Freeport Seals Pact With Indonesia on Giant Grasberg Mine
(Bloomberg) -- Freeport-McMoRan Inc. and Indonesia signed a binding landmark agreement for the U.S. miner to hand over majority control of the giant Grasberg copper and gold mine to a local state-owned firm, in the country’s biggest ever divestment by a foreign resources company.
Freeport Chief Executive Officer Richard Adkerson and PT Indonesia Asahan Aluminium President Director Budi Gunadi Sadikin signed a divestment deal and two other pacts in Jakarta on Thursday. The transfer of majority shares to Asahan Aluminium will happen once the company makes a payment of $3.85 billion to Rio Tinto Group and Freeport, Sadikin said.
The U.S. producer will continue to operate the mine under the agreement, which culminates more than a year of talks. The accord will allow Indonesia to issue a special mining license for Freeport to run the world’s second-largest copper mine through 2041. Freeport and Asahan Aluminium, known as Inalum, will complete the transaction before the year-end, Sadikin said.
The extension of the mining license, known as an IUPK, is the “government’s commitment to maintaining the investment climate so as to provide certainty and security to foreign investors to invest in Indonesia,” Energy and Mineral Resources Minister Ignasius Jonan said in a statement.
Under the deal, Rio Tinto Group will cash out its economic interest in Grasberg for $3.5 billion, leaving Freeport’s share of the payment at $350 million. Inalum’s stake in the asset rises to 51 percent from just over 9 percent now.
Freeport’s Adkerson described the agreements as “definitive” and “really significant and positive steps.” Rio’s economic interest will be converted into shares and transferred to Inalum under the deal, he said.

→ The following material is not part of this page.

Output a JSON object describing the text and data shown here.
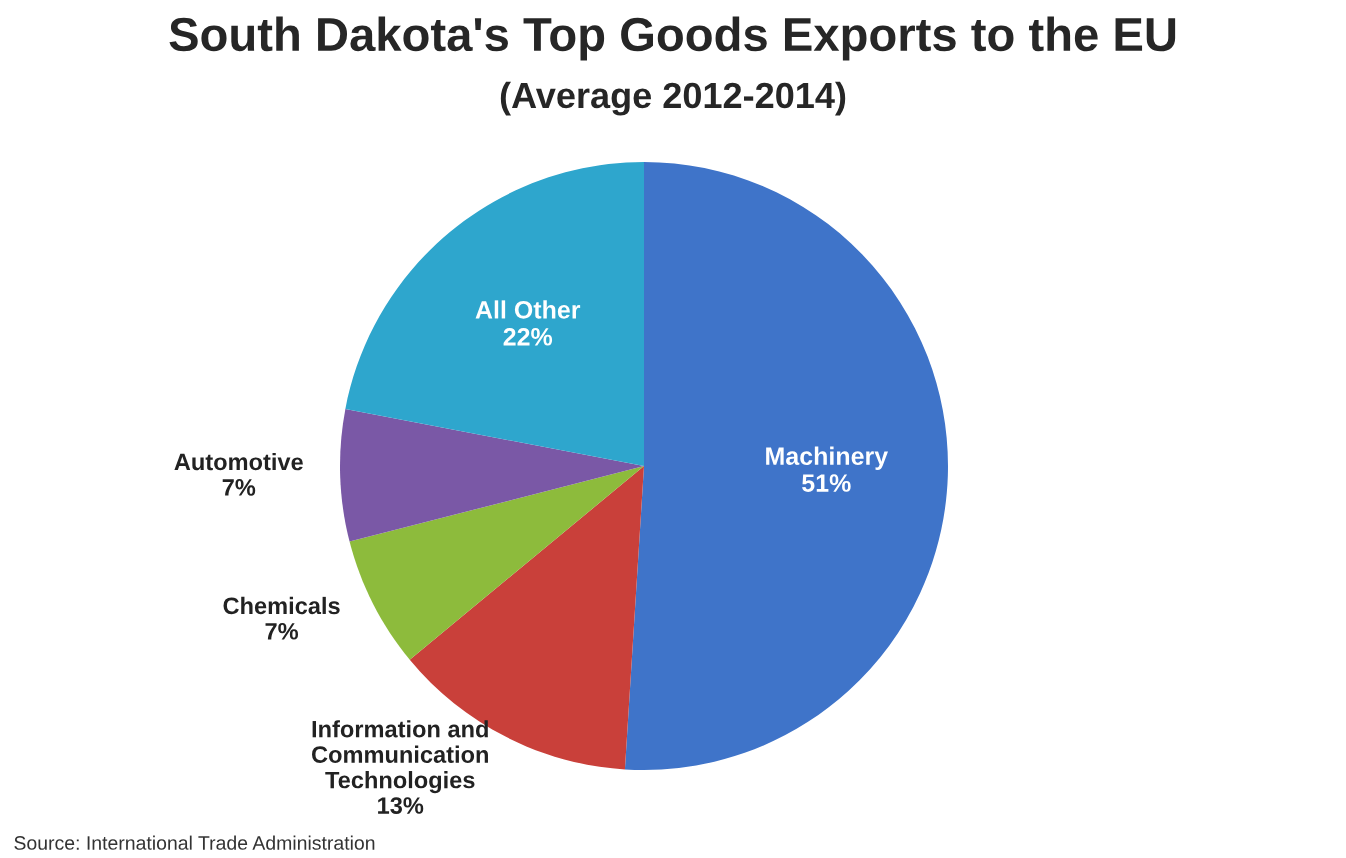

Adkerson doesn’t see any further hurdles in completing the transaction though getting approvals of anti-trust agencies across the world may be time-consuming, he told reporters after the signing. Freeport will continue to operate the mine and the company has agreed to build a copper smelter in exchange for the license extension and fiscal and legal stability, he said.
Freeport and Inalum still need to finalize several documents and permits before the payment is made and share transfer executed, Sadikin said. Inalum expects to mobilize the funds for the acquisition by November at the latest and the company is weighing a global bond issue to help finance the deal, he said.
Freeport’s local unit is drafting a roadmap to manage all environment-related issues, Minister for Environment and Forest Siti Nurbaya said in the statement. Freeport was blindsided by new regulations around tailings waste this year, prompting Adkerson to seek a resolution before signing the stake transfer.
The “agreement is only one of numerous documents that have to be drafted, negotiated, settled and signed,” said Bill Sullivan, a lawyer specializing in mining at Christian Teo & Partners in Jakarta. Progress toward completing the sale “is a good thing for Indonesia and for foreign investors given how long the dispute between Freeport and the government has been ongoing.”